The US’ biggest ever auction for offshore wind capacity has produced resounding results, raising more funds even than for previous offshore oil and gas leases. A huge total of $4.37 billion was bid for 488,000 acres in the New York Bight. RWE Renewables was to the fore, winning the largest of six areas offered, as part of the Bight Wind Holdings consortium.
RWE estimates its 126,000 acre site has the capacity to host 3 GW of offshore wind, a full tenth of the US government’s 30 GW by 2030 target.
The New York Bight lies off the coasts of New York state and New Jersey. With relatively shallow waters ranging from 31 to 63 metres in depth, it offers great potential for traditional fixed-bottom offshore wind installations close to some of the US’s largest urban coastal centres. The closest distances to shore vary from 20 to 69 nautical miles (nm) for New York state and from 27 to 53 nm for New Jersey. RWE’s acreage is one of the closest and shallowest.
© RWE AG
In total, Washington expects the lease sale to result in an estimated 5.6-7.0 GW of clean electricity generation capacity.
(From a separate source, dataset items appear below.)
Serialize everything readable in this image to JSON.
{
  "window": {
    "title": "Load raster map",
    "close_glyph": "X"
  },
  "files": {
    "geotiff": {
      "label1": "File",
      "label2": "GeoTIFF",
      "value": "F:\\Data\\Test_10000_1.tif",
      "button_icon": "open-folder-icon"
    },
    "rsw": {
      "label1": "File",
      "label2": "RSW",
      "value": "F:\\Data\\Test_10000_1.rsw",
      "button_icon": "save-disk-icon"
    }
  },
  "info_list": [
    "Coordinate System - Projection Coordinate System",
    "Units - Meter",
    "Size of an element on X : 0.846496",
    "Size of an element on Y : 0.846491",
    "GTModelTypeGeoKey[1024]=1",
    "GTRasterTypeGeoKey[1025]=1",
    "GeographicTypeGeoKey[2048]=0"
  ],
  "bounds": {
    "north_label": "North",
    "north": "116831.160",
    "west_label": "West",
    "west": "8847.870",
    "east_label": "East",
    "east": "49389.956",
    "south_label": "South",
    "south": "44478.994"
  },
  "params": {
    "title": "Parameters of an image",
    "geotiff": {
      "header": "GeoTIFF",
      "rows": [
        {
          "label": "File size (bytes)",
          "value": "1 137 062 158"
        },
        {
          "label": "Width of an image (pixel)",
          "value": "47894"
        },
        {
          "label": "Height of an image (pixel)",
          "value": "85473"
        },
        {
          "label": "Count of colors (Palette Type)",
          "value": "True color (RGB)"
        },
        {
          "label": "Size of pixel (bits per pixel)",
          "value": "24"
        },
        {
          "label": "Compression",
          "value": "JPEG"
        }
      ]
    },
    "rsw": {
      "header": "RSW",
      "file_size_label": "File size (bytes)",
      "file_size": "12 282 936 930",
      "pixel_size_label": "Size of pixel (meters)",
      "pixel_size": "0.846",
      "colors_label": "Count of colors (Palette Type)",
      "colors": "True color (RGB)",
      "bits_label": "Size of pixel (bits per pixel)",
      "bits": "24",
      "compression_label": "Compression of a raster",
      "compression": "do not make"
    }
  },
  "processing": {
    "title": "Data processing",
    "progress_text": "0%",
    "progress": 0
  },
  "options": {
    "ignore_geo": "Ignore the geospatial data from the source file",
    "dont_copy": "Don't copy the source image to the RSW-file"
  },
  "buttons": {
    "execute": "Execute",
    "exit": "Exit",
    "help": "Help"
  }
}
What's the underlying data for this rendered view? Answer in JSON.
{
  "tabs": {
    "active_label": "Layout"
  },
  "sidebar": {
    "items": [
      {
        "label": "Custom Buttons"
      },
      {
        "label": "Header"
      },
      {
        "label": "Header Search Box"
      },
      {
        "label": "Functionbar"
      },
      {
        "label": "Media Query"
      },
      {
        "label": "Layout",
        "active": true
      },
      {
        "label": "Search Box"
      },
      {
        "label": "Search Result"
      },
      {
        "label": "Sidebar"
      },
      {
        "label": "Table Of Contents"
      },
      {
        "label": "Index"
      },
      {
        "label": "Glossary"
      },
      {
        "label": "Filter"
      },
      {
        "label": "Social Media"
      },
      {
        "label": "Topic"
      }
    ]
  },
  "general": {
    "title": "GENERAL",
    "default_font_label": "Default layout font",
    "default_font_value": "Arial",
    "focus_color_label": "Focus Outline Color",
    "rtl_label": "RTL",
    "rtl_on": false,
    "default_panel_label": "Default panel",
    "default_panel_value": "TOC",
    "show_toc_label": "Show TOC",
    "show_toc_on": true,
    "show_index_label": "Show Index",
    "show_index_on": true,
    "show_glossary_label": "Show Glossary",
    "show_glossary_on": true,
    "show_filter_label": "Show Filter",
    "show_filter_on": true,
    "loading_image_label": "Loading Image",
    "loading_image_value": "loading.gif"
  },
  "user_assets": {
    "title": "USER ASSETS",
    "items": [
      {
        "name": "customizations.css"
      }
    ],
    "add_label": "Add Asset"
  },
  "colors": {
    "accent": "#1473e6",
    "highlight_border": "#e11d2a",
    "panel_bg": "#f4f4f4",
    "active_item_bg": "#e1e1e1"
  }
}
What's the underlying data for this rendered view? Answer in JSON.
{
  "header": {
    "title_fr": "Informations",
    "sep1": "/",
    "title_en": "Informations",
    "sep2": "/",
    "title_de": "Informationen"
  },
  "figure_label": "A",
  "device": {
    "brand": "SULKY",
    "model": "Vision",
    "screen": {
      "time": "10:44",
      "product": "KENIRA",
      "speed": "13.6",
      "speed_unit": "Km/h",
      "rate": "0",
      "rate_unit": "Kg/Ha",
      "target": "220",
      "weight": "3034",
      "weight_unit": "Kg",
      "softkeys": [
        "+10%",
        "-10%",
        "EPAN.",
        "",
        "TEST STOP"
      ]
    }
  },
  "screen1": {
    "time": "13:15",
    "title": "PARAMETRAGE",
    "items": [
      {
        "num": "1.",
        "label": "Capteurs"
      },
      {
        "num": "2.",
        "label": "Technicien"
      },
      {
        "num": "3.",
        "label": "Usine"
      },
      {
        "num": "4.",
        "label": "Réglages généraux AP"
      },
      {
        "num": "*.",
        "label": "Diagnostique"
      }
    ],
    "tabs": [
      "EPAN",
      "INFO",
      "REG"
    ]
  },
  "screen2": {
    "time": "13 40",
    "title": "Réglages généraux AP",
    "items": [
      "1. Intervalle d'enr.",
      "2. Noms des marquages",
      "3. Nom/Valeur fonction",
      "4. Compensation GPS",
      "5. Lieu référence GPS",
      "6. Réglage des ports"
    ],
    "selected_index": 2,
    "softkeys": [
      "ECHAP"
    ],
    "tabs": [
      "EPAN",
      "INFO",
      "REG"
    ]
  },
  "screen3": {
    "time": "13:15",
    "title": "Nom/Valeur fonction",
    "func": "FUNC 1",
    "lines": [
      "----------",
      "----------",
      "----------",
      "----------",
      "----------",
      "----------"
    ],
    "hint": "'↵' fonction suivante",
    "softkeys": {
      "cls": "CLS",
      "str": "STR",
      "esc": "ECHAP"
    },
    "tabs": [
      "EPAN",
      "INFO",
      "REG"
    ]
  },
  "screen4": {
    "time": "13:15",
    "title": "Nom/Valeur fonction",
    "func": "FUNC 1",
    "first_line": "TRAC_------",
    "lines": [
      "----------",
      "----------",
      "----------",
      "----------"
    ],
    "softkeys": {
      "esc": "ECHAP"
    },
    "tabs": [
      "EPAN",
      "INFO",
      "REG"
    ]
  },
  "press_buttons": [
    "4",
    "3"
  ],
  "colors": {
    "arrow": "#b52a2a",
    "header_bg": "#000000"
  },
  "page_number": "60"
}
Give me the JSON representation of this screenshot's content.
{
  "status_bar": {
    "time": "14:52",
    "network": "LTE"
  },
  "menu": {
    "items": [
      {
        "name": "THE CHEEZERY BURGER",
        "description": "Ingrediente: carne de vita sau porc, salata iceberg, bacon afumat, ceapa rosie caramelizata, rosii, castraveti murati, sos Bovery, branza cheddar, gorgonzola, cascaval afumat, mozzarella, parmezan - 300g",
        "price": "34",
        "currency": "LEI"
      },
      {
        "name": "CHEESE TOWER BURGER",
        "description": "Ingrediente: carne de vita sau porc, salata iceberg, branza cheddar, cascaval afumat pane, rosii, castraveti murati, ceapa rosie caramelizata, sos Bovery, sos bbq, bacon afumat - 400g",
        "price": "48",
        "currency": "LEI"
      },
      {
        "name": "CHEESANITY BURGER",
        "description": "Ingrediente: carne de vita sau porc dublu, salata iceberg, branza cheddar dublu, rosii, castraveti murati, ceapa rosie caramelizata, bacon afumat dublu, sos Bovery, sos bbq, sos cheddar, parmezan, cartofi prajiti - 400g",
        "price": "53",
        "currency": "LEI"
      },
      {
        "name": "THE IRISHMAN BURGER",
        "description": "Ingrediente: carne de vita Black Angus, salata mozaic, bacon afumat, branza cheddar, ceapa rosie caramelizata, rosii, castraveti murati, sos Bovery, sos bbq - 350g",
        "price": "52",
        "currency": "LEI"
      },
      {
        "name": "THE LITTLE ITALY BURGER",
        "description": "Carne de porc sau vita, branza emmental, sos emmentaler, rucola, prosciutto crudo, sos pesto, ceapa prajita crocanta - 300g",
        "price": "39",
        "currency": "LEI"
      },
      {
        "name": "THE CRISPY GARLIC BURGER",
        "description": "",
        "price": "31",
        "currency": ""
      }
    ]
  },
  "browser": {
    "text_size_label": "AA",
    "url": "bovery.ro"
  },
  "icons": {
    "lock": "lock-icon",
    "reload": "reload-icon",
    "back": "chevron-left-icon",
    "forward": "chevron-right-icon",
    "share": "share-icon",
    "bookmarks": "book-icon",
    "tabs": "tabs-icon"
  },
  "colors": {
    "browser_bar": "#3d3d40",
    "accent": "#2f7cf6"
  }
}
However, the power ratio assumed by the government was conservative at 3 MW/km2, suggesting the upper end of the estimate, if not more, could be realised.
The enthusiasm shown by developers for the offshore lease sale – the first in three years and the first under the Biden Administration – indicates the momentum building in the emergent US offshore wind sector.
Development of the New York Bight should not only provide large volumes of renewable energy, but create massive confidence for investment in the US offshore wind supply chain, creating thousands of new jobs. Washington estimates the offshore wind sector will provide 80,000 well-paid posts by 2030.
However, there is plenty more activity behind the scenes as the US attempts to build a new, sustainable industrial sector.
The Bipartisan Infrastructure Law enables the construction of thousands of miles of transmission lines needed to connect renewable energy projects to the US grid. The Department of Energy is building on this with the launch of the Building a Better Grid initiative.
The Department of Transportation has announced port investments to support the development of offshore wind areas. The first of these include a $29.5 million grant for the Port of Albany in New York state to develop vacant areas along the Hudson River for the US’s first offshore wind tower fabrication and assembly facility, and a $20 million grant for the Portsmouth Marine Terminal to construct staging and storage areas for wind turbine components.
Source: Bureau of Ocean Energy Management (BOEM)
|Lease Area||Acres||Winning Bid|
|OW Ocean Winds East, LLC||OCS-A 0537||71,522||$765,000,000|
|Attentive Energy, LLC||OCS-A 0538||84,332||$795,000,000|
|Bight Wind Holdings, LLC||OCS-A 0539||125,964||$1,100,000,000|
|Atlantic Shores Offshore Wind Bight, LLC||OCS-A 0541||79,351||$780,000,000|
|Invenergy Wind Offshore, LLC||OCS-A 0542||83,976||$645,000,000|
|Mid-Atlantic Offshore Wind, LLC||OCS-A 0544||43,056||$285,000,000|
These developments follow on from the approval of the US’ first two large-scale offshore wind farms, Vineyard Wind and South Fork Wind, as well as the development of a roadmap for seven offshore wind lease sales and the expected completion of project reviews for 16 multi-billion dollar offshore wind projects, representing 22 GW of capacity by 2025.
Over the course of this year, the Bureau of Ocean Management also plans to conduct reviews of wind energy areas offshore California and explore potential in the Gulf of Mexico and off the country’s central Atlantic coast and Oregon. Lease sales in the Carolina Bay and offshore California will also be advanced, laying the groundwork for the expansion of offshore wind beyond the US’ eastern seaboard.
The US today has only two offshore wind farms with just 41 MW capacity, but 825 MW and 1,143 MW is expected to be operational by the end of 2022 and 2023 respectively.
Moreover, the long-term project pipeline has grown and grown to exceed 30 GW. The question now is whether construction can be completed in time to meet the government’s 2030 target.
According to S&P Global Market Intelligence, the scoreboard looks like this: 932 MW under construction; 5,104 MW in advanced development; 10,386 MW announced and 14,318 MW in early stage development.
S&P’s analysis suggests that if all planned projects are completed on time, including some early stage projects which have yet to announce targeted completion dates, the US could have 4.7 GW of offshore wind in operation by 2025 and just over 30 GW by the end of 2030, with almost 10 GW being completed in 2030 itself.
At this rate, even if some projects are delayed, the US is on the cusp of transforming itself into one of the most dynamic offshore wind markets worldwide.